Sobre as consequências da existência em si de gente como as personagens do livro, além de produzir contingentes de pessoas infelizes e ressentidas, preocupadas sempre em julgar o comportamento do outro – são infiéis, são putas etc.- e nunca o seu, produz danos que, somados, têm se tornado praticamente irreversíveis. Aqui vai um spoiler, a ser bem-entendido por quem ler o livro: O que é o ferro-velho dos Westouver? Toda aquela gasolina, todos os fluídos de bateria infiltrando no solo sem nenhum controle? Se o pai não se preocupa com a segurança dos filhos, que dirá do meio ambiente. É muito ilustrativo quando Tara menciona, quando volta para casa após o falecimento da avó, que a matriarca segurava um pouco, mas agora o ferro-velho tomava toda a montanha. Dá para imaginar o galão de gasolina que eles enterraram no solo também vazando. E a água, que o pai puxou da montanha para não pagar ao governo? Deve ter sido um servicinho de porco, com desmatamento e erosão.
As chances dessa água estar contaminada pelo ferro-velho são enormes. Mas eles a usam para fazer “medicamentos”. Com a falta de higiene que Tara descreve na família, dá para imaginar a “qualidade” de seus “medicamentos”? Sem levar em conta a falta de qualquer aspecto científico (até eu tomo homeopatia de vez em quando mesmo sabendo que não é nada...), dá para imaginar o quanto a coisa toda é porca? E eles ficaram ricos com isso!

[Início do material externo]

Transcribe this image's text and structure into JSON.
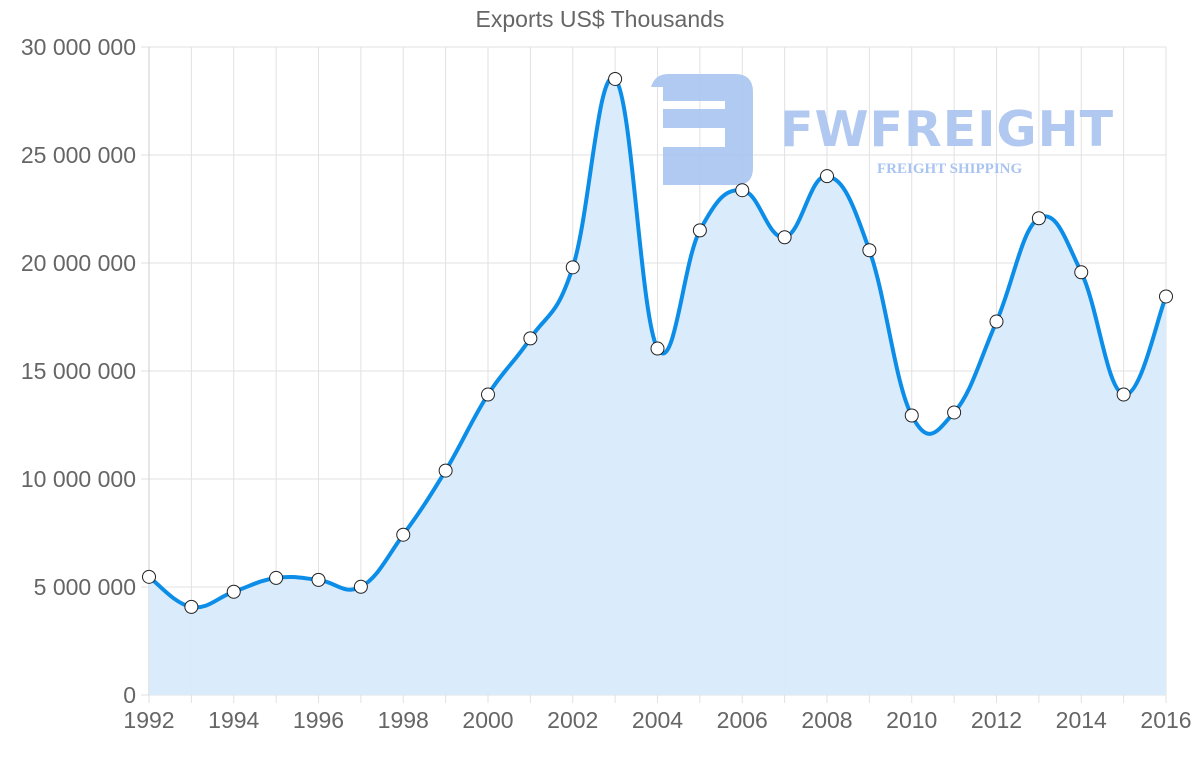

Ainda daria para dissertar muito sobre o capitalismo e sua relação com a violência e a hipocrisia geral que os permitiu enriquecer e nunca ser punidos pelos malfeitos em nome da fé, mas deixo para outra discussão. Fico apenas com a imagem que me vem dessa família: um bando de sequelados física e emocionalmente, que sobreviveram por puro milagre (nesse ponto eles têm razão... ahahaha), que se comprazem das próprias mazelas e, quando possível, tiram algum proveito delas. Esperam o fim do mundo, principalmente, porque não gostam dele. E esperam o fim do mundo para se beneficiarem desse fim. Aguardam que todos sejam eliminados para que, finalmente, sua mediocridade seja premiada.